The riots saw cars, shops, as well as an iconic London red double-decker bus set ablaze. Looting was also reported in the area as protests increasingly got out of control.
At the high of the unrest, it is believed some 500 rioters faced off against 100 police officers and special riot teams. All stemming from anger at Mark Duggan, 29, being shot dead by police on Thursday; Duggan has been described by police as a “gangster.”
Duggan was killed Thursday evening after an attempted arrest turned into a fierce fire fight with police officers. Duggan was shot dead and an officer was also injured and hospitalized. A police radio was found to have a bullet stuck in it.
Political figures in Britain were quick to condemn the aggressive protestors. The office of British Prime Minister David Cameron denounced the violence as “utterly unacceptable.”
British Home Secretary Theresa May has said, “I condemn utterly the violence in Tottenham last night. Such disregard for public safety and property will not be tolerated, and the Metropolitan Police have my full support in restoring order.”
She added: “I wasn’t to pay tribute to the officers who put themselves in harm’s way.”
London Mayor Boris Johnson has said, “I'm appalled at the scenes of violence and destruction in Tottenham.”
He added: “The events leading to these disturbances are rightly being investigated by the IPCC. Harming people and property will do nothing to facilitate the investigation, it will only make the situation worse.”

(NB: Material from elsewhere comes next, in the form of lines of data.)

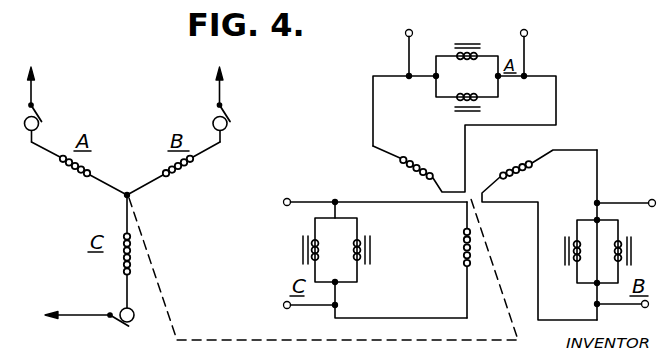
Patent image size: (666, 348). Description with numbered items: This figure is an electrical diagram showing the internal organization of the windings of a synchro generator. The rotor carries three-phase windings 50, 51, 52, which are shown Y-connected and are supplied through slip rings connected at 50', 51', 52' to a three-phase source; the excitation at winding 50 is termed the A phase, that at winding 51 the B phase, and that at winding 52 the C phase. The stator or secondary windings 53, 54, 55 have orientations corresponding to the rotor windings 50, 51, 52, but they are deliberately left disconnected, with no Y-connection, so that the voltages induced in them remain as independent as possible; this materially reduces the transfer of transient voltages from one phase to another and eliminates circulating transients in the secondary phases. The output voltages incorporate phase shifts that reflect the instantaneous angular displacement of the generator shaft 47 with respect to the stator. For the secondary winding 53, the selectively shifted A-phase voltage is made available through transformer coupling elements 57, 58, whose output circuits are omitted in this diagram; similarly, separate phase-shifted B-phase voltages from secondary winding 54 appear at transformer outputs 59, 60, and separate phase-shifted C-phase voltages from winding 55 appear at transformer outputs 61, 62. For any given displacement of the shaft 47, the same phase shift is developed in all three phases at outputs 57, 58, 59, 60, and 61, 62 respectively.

The generator shaft 47 is at (160, 287).
The rotor winding 50 is at (80, 175).
The rotor winding 51 is at (173, 173).
The rotor winding 52 is at (108, 251).
The slip ring connection 50' is at (51, 104).
The slip ring connection 51' is at (241, 104).
The slip ring connection 52' is at (89, 328).
The secondary winding 53 is at (413, 159).
The secondary winding 54 is at (530, 166).
The secondary winding 55 is at (462, 246).
The transformer coupling element 57 is at (467, 97).
The transformer coupling element 58 is at (470, 61).
The transformer output 59 is at (578, 246).
The transformer output 60 is at (616, 249).
The transformer output 61 is at (357, 250).
The transformer output 62 is at (319, 247).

Commander Stephen Watson reported, "These are very distressing scenes for Londoners in general and the local community in particular. Our intention at this time is to bring things to as swift a conclusion as we can. Our absolute aim is to restore normality."
Tottenham, a working class district in north London, has a history of trouble with police. The area is far from the central London tourist landmarks of Buckingham Palace and Trafalgar Square. In 1985, there was extensive violence in the “Broadwater Farm” riots after the death of a 49-year-old woman, who suffered a heart attack after police burst into her home.